Indonesia National Air Carriers Association (INACA) atau Asosiasi Perusahaan Penerbangan Nasional Indonesia mengatakan, Boeing diharapkan bisa memberikan kompensasi kepada maskapai di Indonesia yang menggunakan pesawat tipe 737 Max setelah adanya keputusan pemberhentian produksi.

"Yang lebih penting adalah bagaimana memberikan kompensasi atas kerugian maskapai yang menghentikan sementara armada 737 Max-8 nya," kata Sekretaris Jenderal INACA Bayu Sutanto kepada Republika, Selasa (17/12).

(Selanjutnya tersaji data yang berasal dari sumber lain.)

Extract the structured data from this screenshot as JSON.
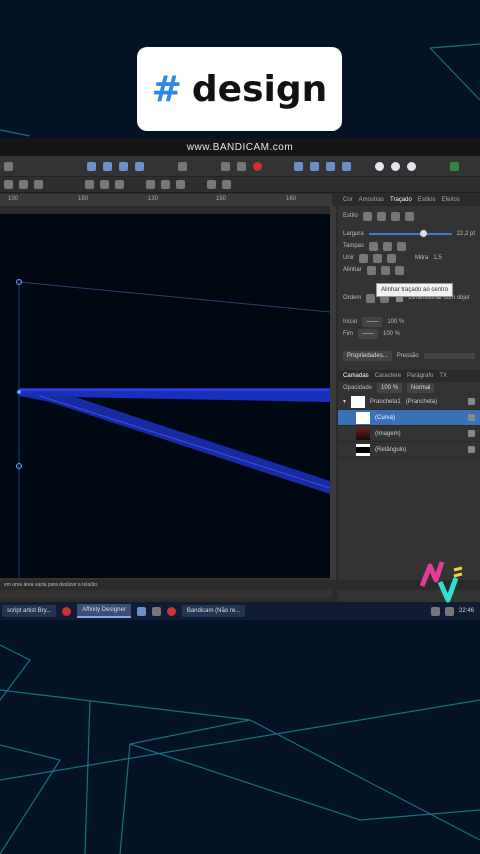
{
  "overlay": {
    "hash_symbol": "#",
    "word": "design"
  },
  "recorder": {
    "watermark": "www.BANDICAM.com"
  },
  "ruler": {
    "marks": [
      "100",
      "150",
      "130",
      "150",
      "160"
    ]
  },
  "panel": {
    "tabs": [
      "Cor",
      "Amostras",
      "Traçado",
      "Estilos",
      "Efeitos"
    ],
    "active_tab": "Traçado",
    "style_label": "Estilo",
    "width_label": "Largura",
    "width_value": "22,2 pt",
    "cap_label": "Tampas",
    "join_label": "Unir",
    "miter_label": "Mitra",
    "miter_value": "1,5",
    "align_label": "Alinhar",
    "tooltip": "Alinhar traçado ao centro",
    "order_label": "Ordem",
    "order_hint": "Dimensionar com objet",
    "start_label": "Início",
    "end_label": "Fim",
    "start_value": "100 %",
    "end_value": "100 %",
    "properties_button": "Propriedades...",
    "pressure_label": "Pressão"
  },
  "layers_panel": {
    "tabs": [
      "Camadas",
      "Caractere",
      "Parágrafo",
      "TX"
    ],
    "opacity_label": "Opacidade",
    "opacity_value": "100 %",
    "blend_mode": "Normal",
    "layers": [
      {
        "name": "Prancheta1",
        "suffix": "(Prancheta)",
        "thumb": "white"
      },
      {
        "name": "(Curva)",
        "suffix": "",
        "thumb": "white",
        "selected": true
      },
      {
        "name": "(Imagem)",
        "suffix": "",
        "thumb": "image"
      },
      {
        "name": "(Retângulo)",
        "suffix": "",
        "thumb": "black"
      }
    ]
  },
  "status": {
    "hint": "em uma área vazia para deslizar a tela/ão."
  },
  "taskbar": {
    "items": [
      "script artist Bry...",
      "Affinity Designer",
      "Bandicam (Não re..."
    ],
    "clock": "22:46"
  },
  "colors": {
    "accent": "#3b6fb6",
    "stroke_blue": "#1c32c8",
    "background": "#031224"
  },
  "icons": [
    "hash-icon",
    "bandicam-record-icon",
    "windows-start-icon",
    "clock-icon"
  ]
}
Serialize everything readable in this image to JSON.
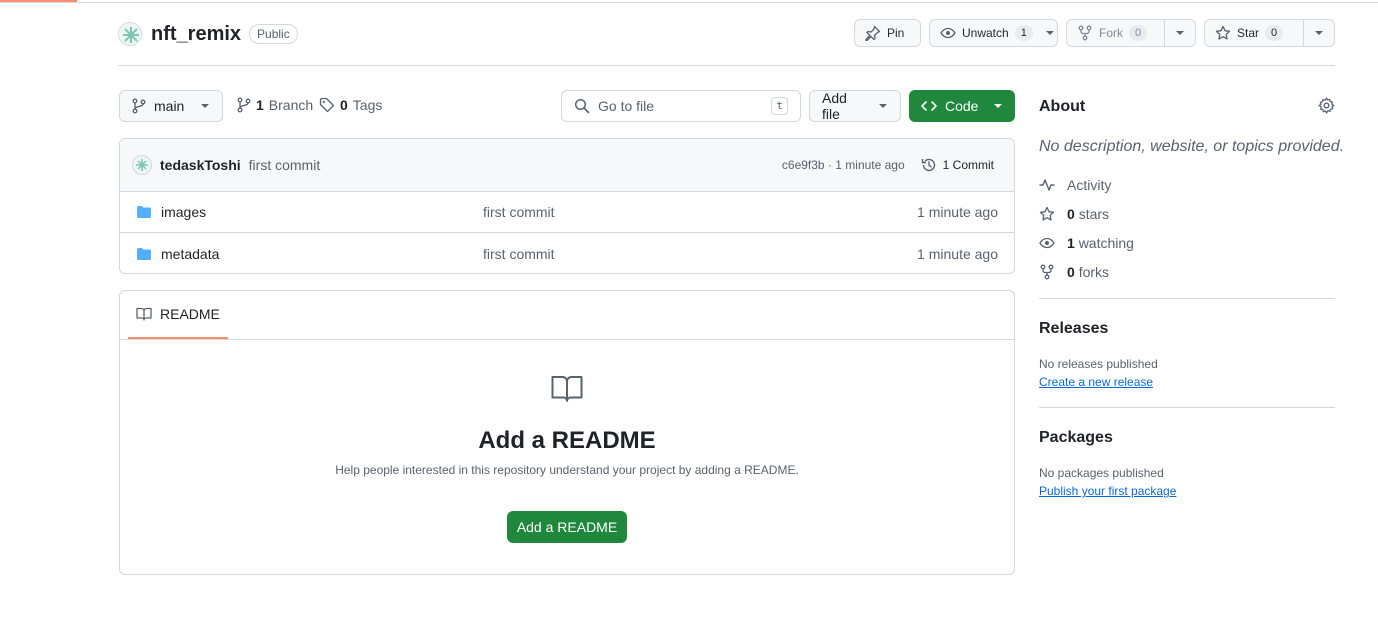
{
  "repo": {
    "name": "nft_remix",
    "visibility": "Public"
  },
  "header_actions": {
    "pin_label": "Pin",
    "unwatch_label": "Unwatch",
    "watch_count": "1",
    "fork_label": "Fork",
    "fork_count": "0",
    "star_label": "Star",
    "star_count": "0"
  },
  "toolbar": {
    "branch": "main",
    "branches_count": "1",
    "branches_label": "Branch",
    "tags_count": "0",
    "tags_label": "Tags",
    "goto_placeholder": "Go to file",
    "goto_shortcut": "t",
    "add_file_label": "Add file",
    "code_label": "Code"
  },
  "latest_commit": {
    "author": "tedaskToshi",
    "message": "first commit",
    "sha_time": "c6e9f3b · 1 minute ago",
    "commits_label": "1 Commit"
  },
  "files": [
    {
      "name": "images",
      "message": "first commit",
      "age": "1 minute ago"
    },
    {
      "name": "metadata",
      "message": "first commit",
      "age": "1 minute ago"
    }
  ],
  "readme": {
    "tab_label": "README",
    "title": "Add a README",
    "description": "Help people interested in this repository understand your project by adding a README.",
    "button_label": "Add a README"
  },
  "about": {
    "title": "About",
    "description": "No description, website, or topics provided.",
    "activity_label": "Activity",
    "stars_count": "0",
    "stars_label": "stars",
    "watching_count": "1",
    "watching_label": "watching",
    "forks_count": "0",
    "forks_label": "forks"
  },
  "releases": {
    "title": "Releases",
    "empty": "No releases published",
    "link": "Create a new release"
  },
  "packages": {
    "title": "Packages",
    "empty": "No packages published",
    "link": "Publish your first package"
  },
  "colors": {
    "accent_green": "#1f883d",
    "link_blue": "#0969da",
    "folder_blue": "#54aeff",
    "tab_underline": "#fd8c73"
  }
}
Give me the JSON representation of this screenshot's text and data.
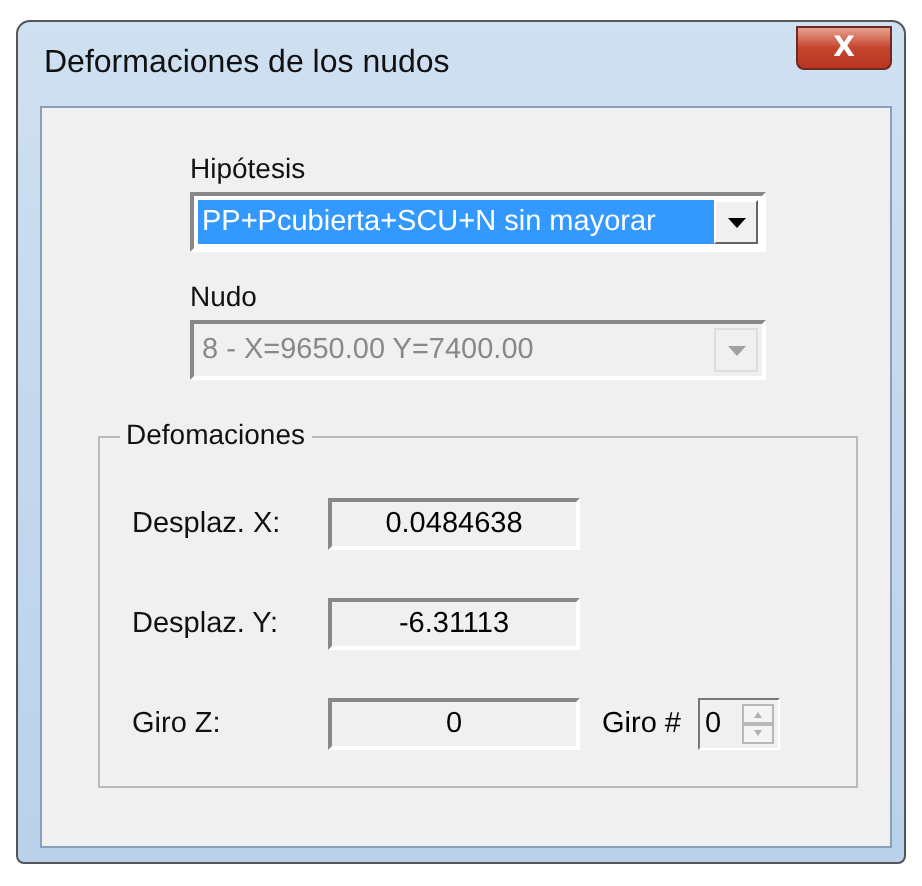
{
  "window": {
    "title": "Deformaciones de los nudos",
    "close_button": "X"
  },
  "hipotesis": {
    "label": "Hipótesis",
    "value": "PP+Pcubierta+SCU+N sin mayorar",
    "disabled": false,
    "selected": true
  },
  "nudo": {
    "label": "Nudo",
    "value": "8 - X=9650.00 Y=7400.00",
    "disabled": true,
    "selected": false
  },
  "group": {
    "title": "Defomaciones",
    "rows": [
      {
        "label": "Desplaz. X:",
        "value": "0.0484638"
      },
      {
        "label": "Desplaz. Y:",
        "value": "-6.31113"
      },
      {
        "label": "Giro Z:",
        "value": "0"
      }
    ],
    "giro": {
      "label": "Giro #",
      "value": "0"
    }
  }
}
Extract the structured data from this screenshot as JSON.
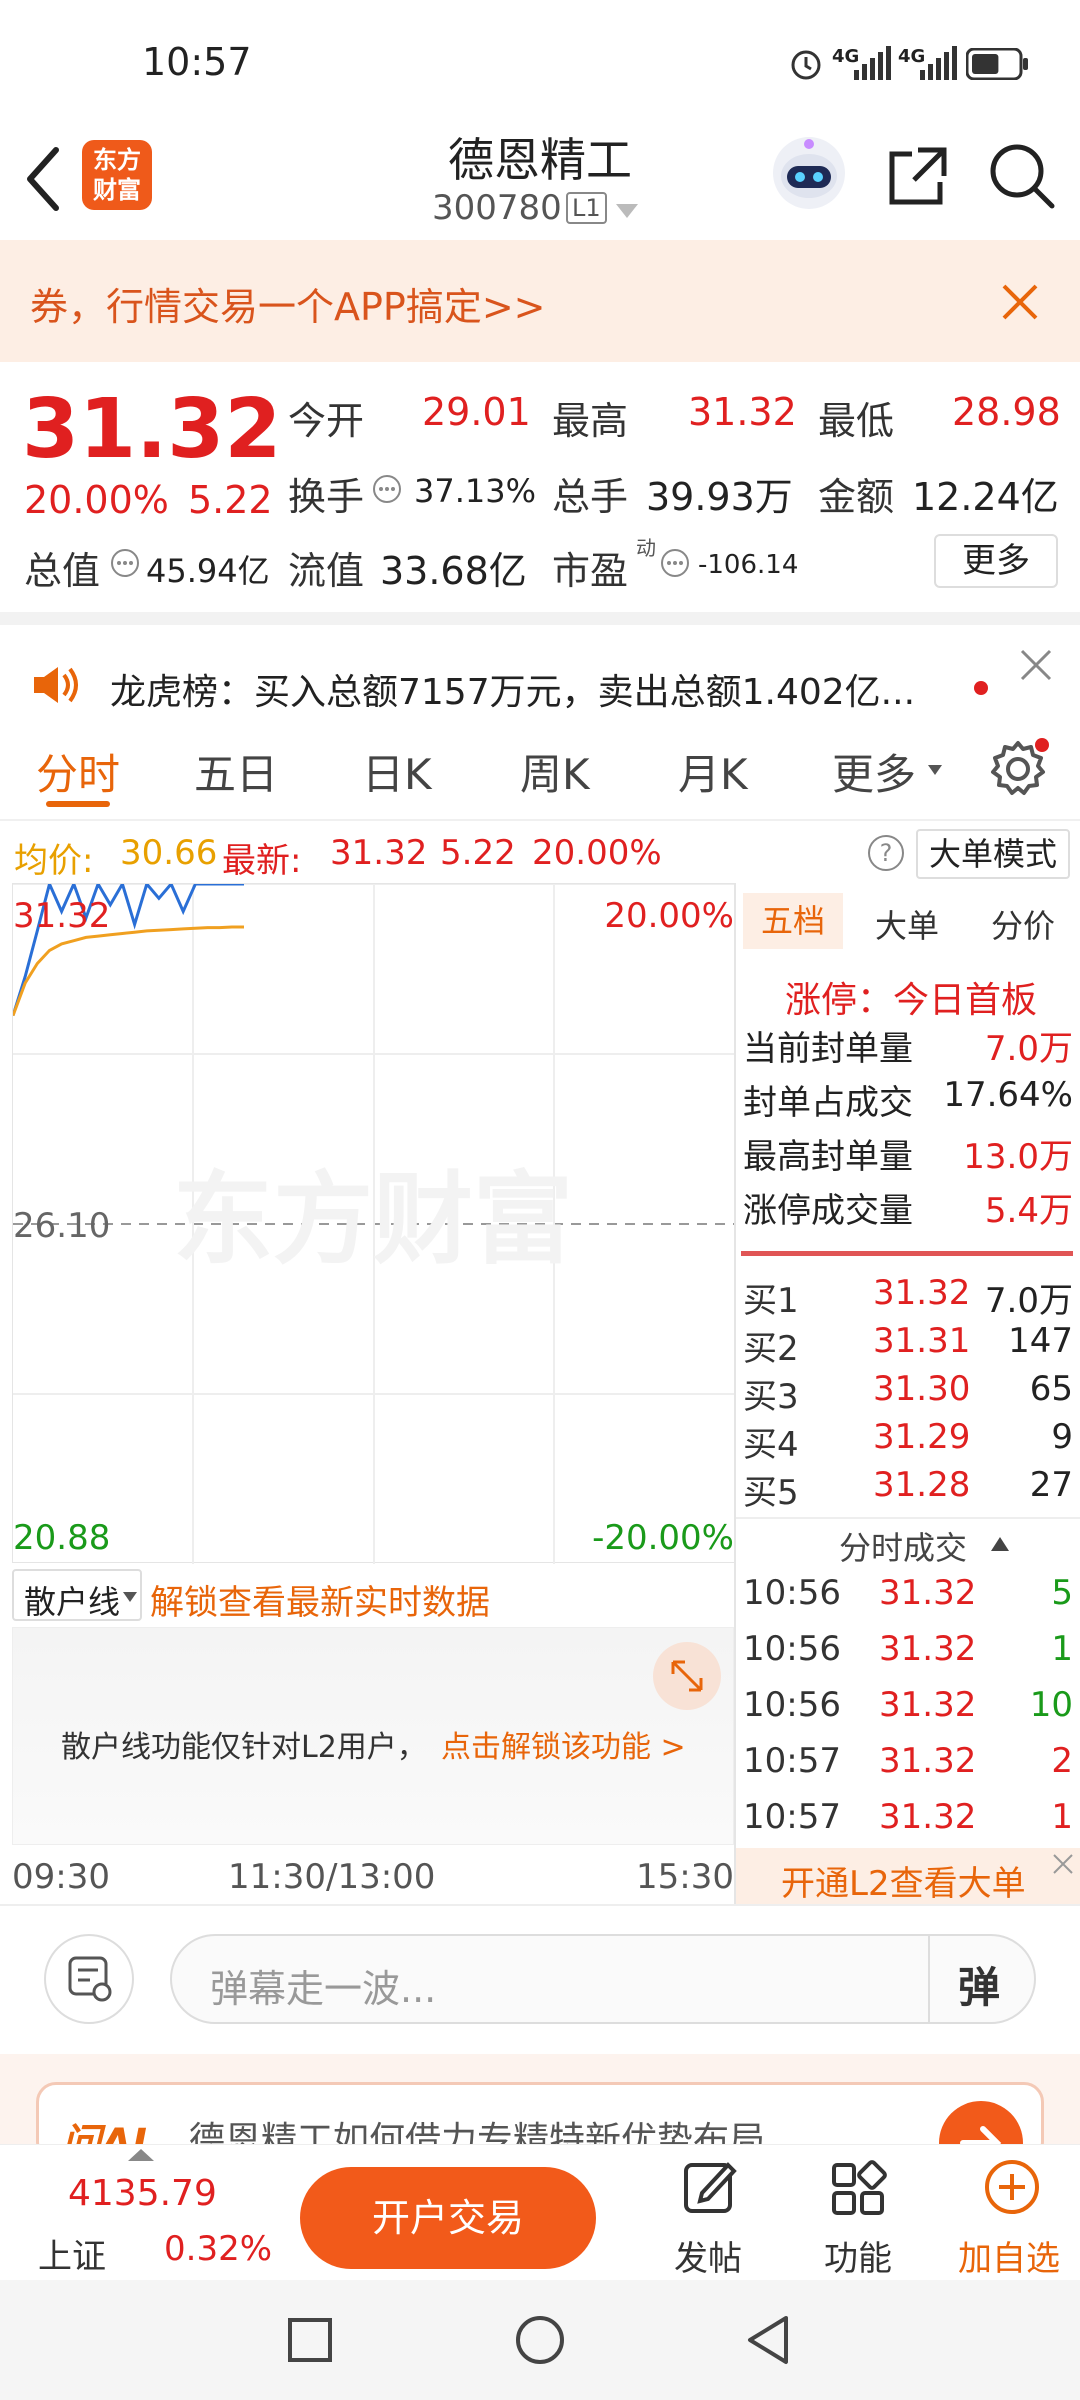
{
  "status": {
    "time": "10:57",
    "signal1": "4G",
    "signal2": "4G",
    "battery_level": 0.6
  },
  "header": {
    "brand_line1": "东方",
    "brand_line2": "财富",
    "stock_name": "德恩精工",
    "stock_code": "300780",
    "level_badge": "L1"
  },
  "banner": {
    "text": "券，行情交易一个APP搞定>>"
  },
  "quote": {
    "price": "31.32",
    "change_pct": "20.00%",
    "change_amt": "5.22",
    "open_label": "今开",
    "open": "29.01",
    "high_label": "最高",
    "high": "31.32",
    "low_label": "最低",
    "low": "28.98",
    "turnover_label": "换手",
    "turnover": "37.13%",
    "volume_label": "总手",
    "volume": "39.93万",
    "amount_label": "金额",
    "amount": "12.24亿",
    "mcap_label": "总值",
    "mcap": "45.94亿",
    "float_label": "流值",
    "float_val": "33.68亿",
    "pe_label": "市盈",
    "pe_sup": "动",
    "pe": "-106.14",
    "more": "更多"
  },
  "notice": {
    "text": "龙虎榜：买入总额7157万元，卖出总额1.402亿..."
  },
  "tabs": {
    "items": [
      "分时",
      "五日",
      "日K",
      "周K",
      "月K",
      "更多"
    ],
    "active": 0
  },
  "chart_info": {
    "avg_label": "均价:",
    "avg": "30.66",
    "last_label": "最新:",
    "last": "31.32",
    "chg": "5.22",
    "pct": "20.00%",
    "mode_btn": "大单模式",
    "help": "?"
  },
  "chart_data": {
    "type": "line",
    "top_label": "31.32",
    "top_pct": "20.00%",
    "mid_label": "26.10",
    "bottom_label": "20.88",
    "bottom_pct": "-20.00%",
    "watermark": "东方财富",
    "ylim": [
      20.88,
      31.32
    ],
    "series": [
      {
        "values": [
          29.3,
          29.9,
          30.6,
          31.32,
          30.9,
          31.32,
          30.8,
          31.32,
          31.0,
          31.32,
          30.7,
          31.32,
          31.1,
          31.32,
          30.9,
          31.32,
          31.32,
          31.32,
          31.32,
          31.32
        ]
      },
      {
        "values": [
          29.3,
          29.8,
          30.1,
          30.3,
          30.4,
          30.45,
          30.5,
          30.52,
          30.54,
          30.56,
          30.58,
          30.6,
          30.61,
          30.62,
          30.63,
          30.64,
          30.65,
          30.65,
          30.66,
          30.66
        ]
      }
    ],
    "x_ticks": [
      "09:30",
      "11:30/13:00",
      "15:30"
    ]
  },
  "right_panel": {
    "tabs": [
      "五档",
      "大单",
      "分价"
    ],
    "limit_status": "涨停：今日首板",
    "stats": [
      {
        "label": "当前封单量",
        "value": "7.0万"
      },
      {
        "label": "封单占成交",
        "value": "17.64%"
      },
      {
        "label": "最高封单量",
        "value": "13.0万"
      },
      {
        "label": "涨停成交量",
        "value": "5.4万"
      }
    ],
    "orderbook": [
      {
        "label": "买1",
        "price": "31.32",
        "vol": "7.0万"
      },
      {
        "label": "买2",
        "price": "31.31",
        "vol": "147"
      },
      {
        "label": "买3",
        "price": "31.30",
        "vol": "65"
      },
      {
        "label": "买4",
        "price": "31.29",
        "vol": "9"
      },
      {
        "label": "买5",
        "price": "31.28",
        "vol": "27"
      }
    ],
    "ticks_title": "分时成交",
    "ticks": [
      {
        "time": "10:56",
        "price": "31.32",
        "vol": "5",
        "color": "#1a9a1a"
      },
      {
        "time": "10:56",
        "price": "31.32",
        "vol": "1",
        "color": "#1a9a1a"
      },
      {
        "time": "10:56",
        "price": "31.32",
        "vol": "10",
        "color": "#1a9a1a"
      },
      {
        "time": "10:57",
        "price": "31.32",
        "vol": "2",
        "color": "#e02020"
      },
      {
        "time": "10:57",
        "price": "31.32",
        "vol": "1",
        "color": "#e02020"
      }
    ],
    "l2_promo": "开通L2查看大单"
  },
  "sanhu": {
    "selector": "散户线",
    "unlock": "解锁查看最新实时数据",
    "info": "散户线功能仅针对L2用户，",
    "link": "点击解锁该功能 >"
  },
  "danmu": {
    "placeholder": "弹幕走一波...",
    "btn": "弹"
  },
  "ai_card": {
    "brand": "问AI",
    "text": "德恩精工如何借力专精特新优势布局"
  },
  "bottom_nav": {
    "index_value": "4135.79",
    "index_name": "上证",
    "index_pct": "0.32%",
    "trade_btn": "开户交易",
    "post": "发帖",
    "func": "功能",
    "add": "加自选"
  }
}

Dia menambahkan, penghentian produksi menjadi hak Boeing selaku produsen. Bayu pun menganggap, pesawat tipe 737 Max merupakan produk gagal Boeing. Dengan citra Boeing saat ini, kata dia, banyak maskapai yang diprediksi tidak akan lagi memesan pesawat tipe 737 Max. Bahkan, menurut dia, Airbus yang saat ini sebagai pesaing Boeing jauh akan diuntungkan untuk pesawat setipe 737 Max.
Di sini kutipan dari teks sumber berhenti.